For a few seconds, she only stood there. Her hand closed on the back of the chair beside the fire, she grasped what active search meant before her face caught up to it, and she decided, by visible effort, not to put it on her face.

“Then what is the date on the coroner’s amendment? When did it actually go in?”

“November. Webb only had it this week.”

“And the men they have assigned. Have they been anywhere near here?”

“Webb does not think so yet. He has identified two of them in London. There will be others he has not identified.”

“How long, Fitzwilliam, before we know whether they are close?”

“Days. A week at most. If a stranger appears in the village asking after the laird’s habits, we will know within an hour. Beyond that… I do not know.”

She drew a slow breath and let it out. He had been watching her for the better part of a year, and she was working through it — pulling each piece of fear into a place she could set it down, putting her hands to whatever she could touch, finding her ground.

She turned and rested her palm on the mantel, looking at the fire and not at him.

“Then we should be thinking, not standing here being frightened at one another.”

“Elizabeth.”

“We are not entirely without resources. My uncle Gardiner — please do not say no until you have heard me. He keeps an entire warehouse of correspondents. He has men in Bristol, in Liverpool, in Hull, on the docks at every port that matters. They are honest merchants who carry one another’s letters for the price of a meal, and they are utterly outside any channel the Home Office knows how to watch.

If Webb cannot reach the clerk, my uncle’s people might at least find out where the clerk has gone, which is more than we have at present. ”
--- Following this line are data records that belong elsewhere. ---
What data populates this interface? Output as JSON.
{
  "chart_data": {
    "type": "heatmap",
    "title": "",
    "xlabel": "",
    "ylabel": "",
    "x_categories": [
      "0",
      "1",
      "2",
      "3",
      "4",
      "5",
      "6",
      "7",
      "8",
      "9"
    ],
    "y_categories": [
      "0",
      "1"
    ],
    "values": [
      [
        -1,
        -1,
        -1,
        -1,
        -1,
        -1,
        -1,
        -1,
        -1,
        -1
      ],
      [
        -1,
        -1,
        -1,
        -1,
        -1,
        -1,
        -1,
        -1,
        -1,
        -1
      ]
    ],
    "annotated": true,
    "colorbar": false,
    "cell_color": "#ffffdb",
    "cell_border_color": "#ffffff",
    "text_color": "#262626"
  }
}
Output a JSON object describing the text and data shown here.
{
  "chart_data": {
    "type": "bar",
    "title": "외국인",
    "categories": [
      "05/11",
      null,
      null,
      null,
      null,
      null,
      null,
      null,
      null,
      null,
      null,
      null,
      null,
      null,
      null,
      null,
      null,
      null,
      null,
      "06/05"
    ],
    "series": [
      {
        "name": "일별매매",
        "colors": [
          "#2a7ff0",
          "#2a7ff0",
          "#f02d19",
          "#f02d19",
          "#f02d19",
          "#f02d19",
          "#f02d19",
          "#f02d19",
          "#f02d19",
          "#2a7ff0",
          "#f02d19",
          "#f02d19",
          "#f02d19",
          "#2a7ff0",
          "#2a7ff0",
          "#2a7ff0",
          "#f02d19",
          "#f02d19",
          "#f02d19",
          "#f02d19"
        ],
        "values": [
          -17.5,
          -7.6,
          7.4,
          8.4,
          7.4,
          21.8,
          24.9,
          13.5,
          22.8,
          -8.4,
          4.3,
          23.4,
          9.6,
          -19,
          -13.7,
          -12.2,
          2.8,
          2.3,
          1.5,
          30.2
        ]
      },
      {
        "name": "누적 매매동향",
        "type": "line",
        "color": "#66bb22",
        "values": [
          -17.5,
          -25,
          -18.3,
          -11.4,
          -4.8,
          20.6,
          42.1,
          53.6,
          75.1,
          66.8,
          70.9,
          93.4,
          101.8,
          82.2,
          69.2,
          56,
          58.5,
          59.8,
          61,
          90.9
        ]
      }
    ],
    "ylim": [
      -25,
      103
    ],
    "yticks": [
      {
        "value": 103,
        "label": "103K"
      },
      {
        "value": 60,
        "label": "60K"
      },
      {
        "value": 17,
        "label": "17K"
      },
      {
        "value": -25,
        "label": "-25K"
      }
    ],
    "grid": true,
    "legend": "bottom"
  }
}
“And every man you bring in is another man the Home Office can find me through, Elizabeth. Webb has been doing this since before either of us was born; if Webb cannot put pressure on the clerk without exposing himself, your uncle’s friends will not be able to do it without being exposed in their turn.
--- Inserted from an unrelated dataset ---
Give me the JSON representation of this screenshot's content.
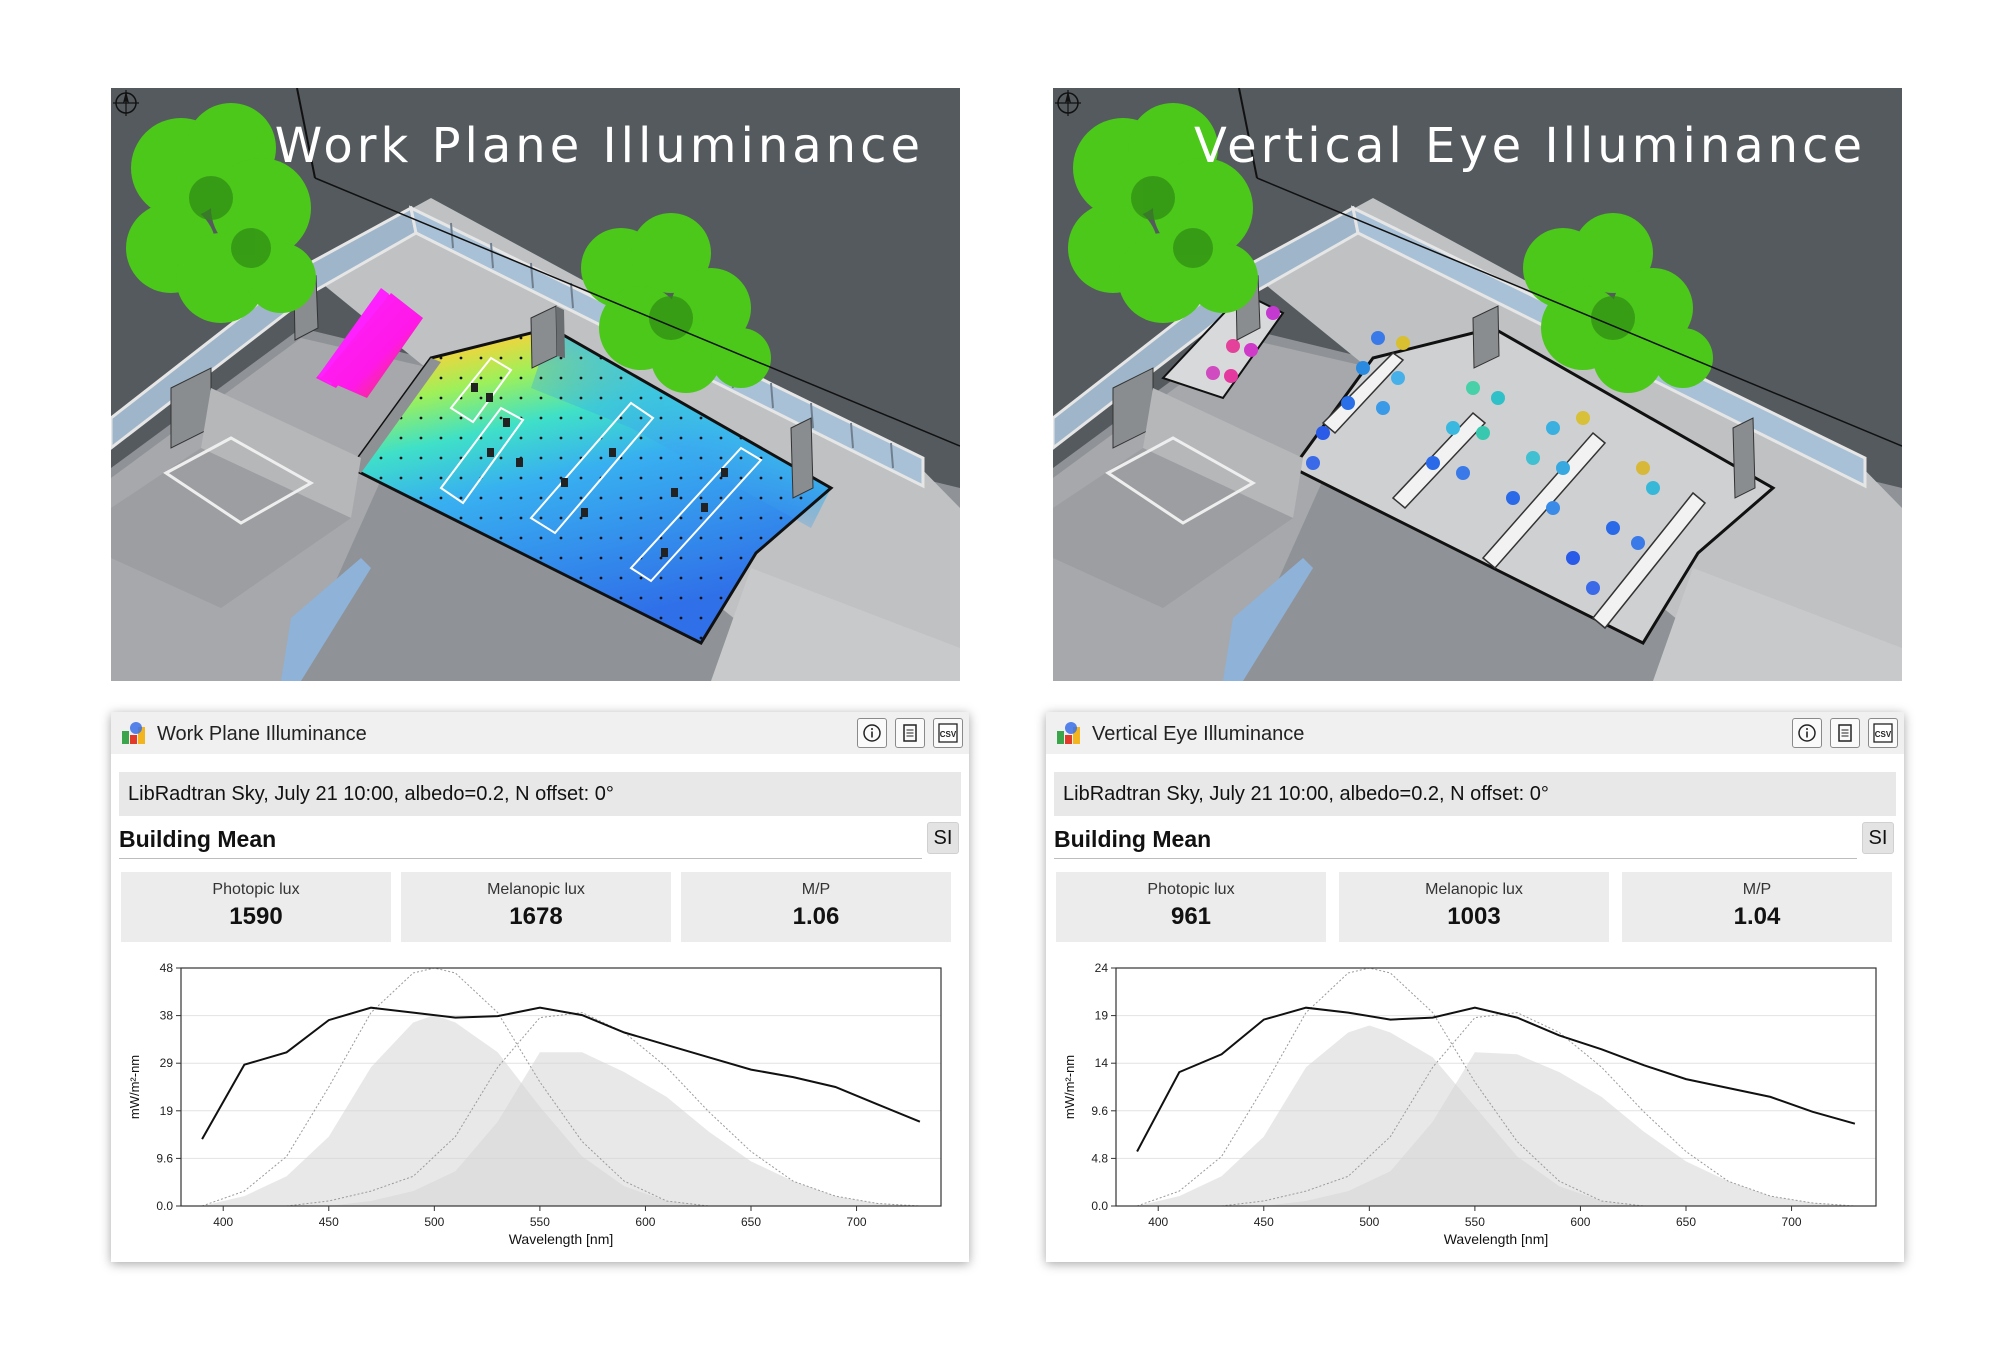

And once one of them is, the line back to your uncle is not a long one, and the line back to your uncle does not stop at your uncle. ”
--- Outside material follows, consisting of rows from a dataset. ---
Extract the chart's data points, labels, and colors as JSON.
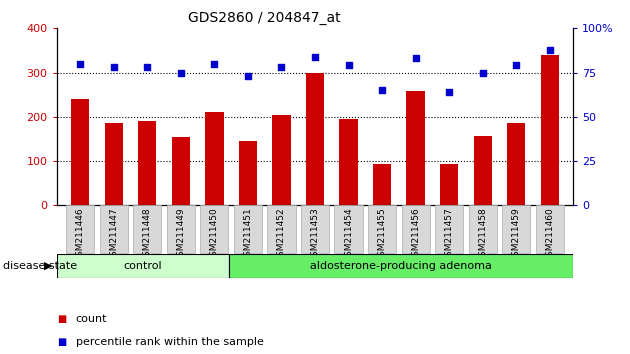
{
  "title": "GDS2860 / 204847_at",
  "samples": [
    "GSM211446",
    "GSM211447",
    "GSM211448",
    "GSM211449",
    "GSM211450",
    "GSM211451",
    "GSM211452",
    "GSM211453",
    "GSM211454",
    "GSM211455",
    "GSM211456",
    "GSM211457",
    "GSM211458",
    "GSM211459",
    "GSM211460"
  ],
  "counts": [
    240,
    185,
    190,
    155,
    210,
    145,
    205,
    300,
    195,
    93,
    258,
    93,
    157,
    187,
    340
  ],
  "percentiles": [
    80,
    78,
    78,
    75,
    80,
    73,
    78,
    84,
    79,
    65,
    83,
    64,
    75,
    79,
    88
  ],
  "control_count": 5,
  "group_labels": [
    "control",
    "aldosterone-producing adenoma"
  ],
  "ctrl_color": "#ccffcc",
  "adeno_color": "#66ee66",
  "bar_color": "#cc0000",
  "dot_color": "#0000cc",
  "left_ylim": [
    0,
    400
  ],
  "left_yticks": [
    0,
    100,
    200,
    300,
    400
  ],
  "right_ylim": [
    0,
    100
  ],
  "right_yticks": [
    0,
    25,
    50,
    75,
    100
  ],
  "right_yticklabels": [
    "0",
    "25",
    "50",
    "75",
    "100%"
  ],
  "grid_values": [
    100,
    200,
    300
  ],
  "background_color": "#ffffff",
  "tick_label_color_left": "#cc0000",
  "tick_label_color_right": "#0000cc",
  "disease_state_label": "disease state",
  "legend_count_label": "count",
  "legend_percentile_label": "percentile rank within the sample",
  "xtick_bg_color": "#d8d8d8"
}
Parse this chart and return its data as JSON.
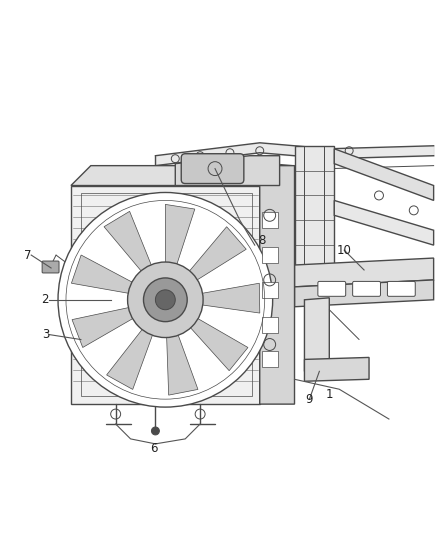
{
  "background_color": "#ffffff",
  "figure_width": 4.38,
  "figure_height": 5.33,
  "dpi": 100,
  "line_color": "#4a4a4a",
  "label_color": "#222222",
  "label_fontsize": 8.5,
  "shade_color": "#c8c8c8",
  "dark_shade": "#999999"
}
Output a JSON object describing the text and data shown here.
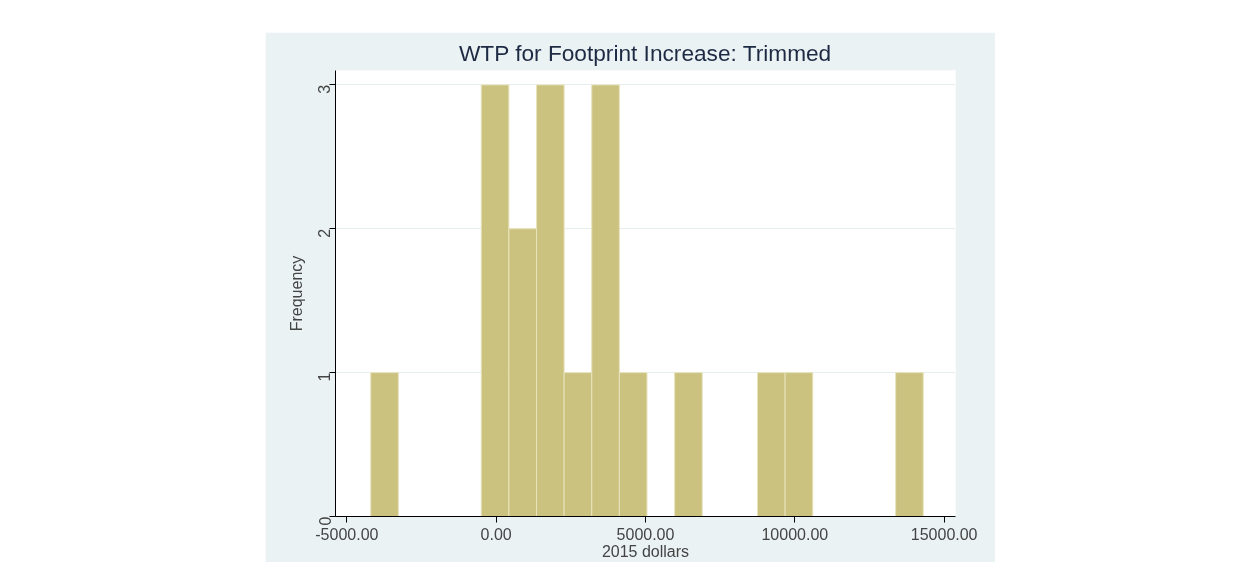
{
  "chart_data": {
    "type": "histogram",
    "title": "WTP for Footprint Increase: Trimmed",
    "xlabel": "2015 dollars",
    "ylabel": "Frequency",
    "bins": [
      -4200,
      -3275,
      -2350,
      -1425,
      -500,
      425,
      1350,
      2275,
      3200,
      4125,
      5050,
      5975,
      6900,
      7825,
      8750,
      9675,
      10600,
      11525,
      12450,
      13375,
      14300
    ],
    "values": [
      1,
      0,
      0,
      0,
      3,
      2,
      3,
      1,
      3,
      1,
      0,
      1,
      0,
      0,
      1,
      1,
      0,
      0,
      0,
      1
    ],
    "color": "#cbc27f",
    "xlim": [
      -5380,
      15380
    ],
    "ylim": [
      0,
      3.1
    ],
    "xticks": [
      {
        "value": -5000,
        "label": "-5000.00"
      },
      {
        "value": 0,
        "label": "0.00"
      },
      {
        "value": 5000,
        "label": "5000.00"
      },
      {
        "value": 10000,
        "label": "10000.00"
      },
      {
        "value": 15000,
        "label": "15000.00"
      }
    ],
    "yticks": [
      0,
      1,
      2,
      3
    ],
    "grid": "y"
  }
}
She closed her eyes briefly. “I know, Fitzwilliam. I am trying to think of anyone we have not already tried, because the list of people we have already tried is not yielding.”

He came over and put his hand at the small of her back. It was the most ordinary gesture he had developed since November and the one he reached for now without thinking. She did not turn into him, but her breathing slowed by degrees.

“Then what is left?”

“What was left yesterday. The clerk has to come forward. Sterling has to miscalculate somewhere. Webb has to find a new channel.” He paused. “And we have to be ready to move within an hour of any sign that this house is no longer safe. That is the part that is new.”

She did not answer at once. She took it in — the move within an hour — and decided not to ask, yet, what move looked like or where to.

“Sit down,” she said at last, and her voice was almost ordinary again. “Standing at the fire scowling does not improve the topology.”

“I am not scowling.”

“You are about to scowl. I am intervening. Sit down.”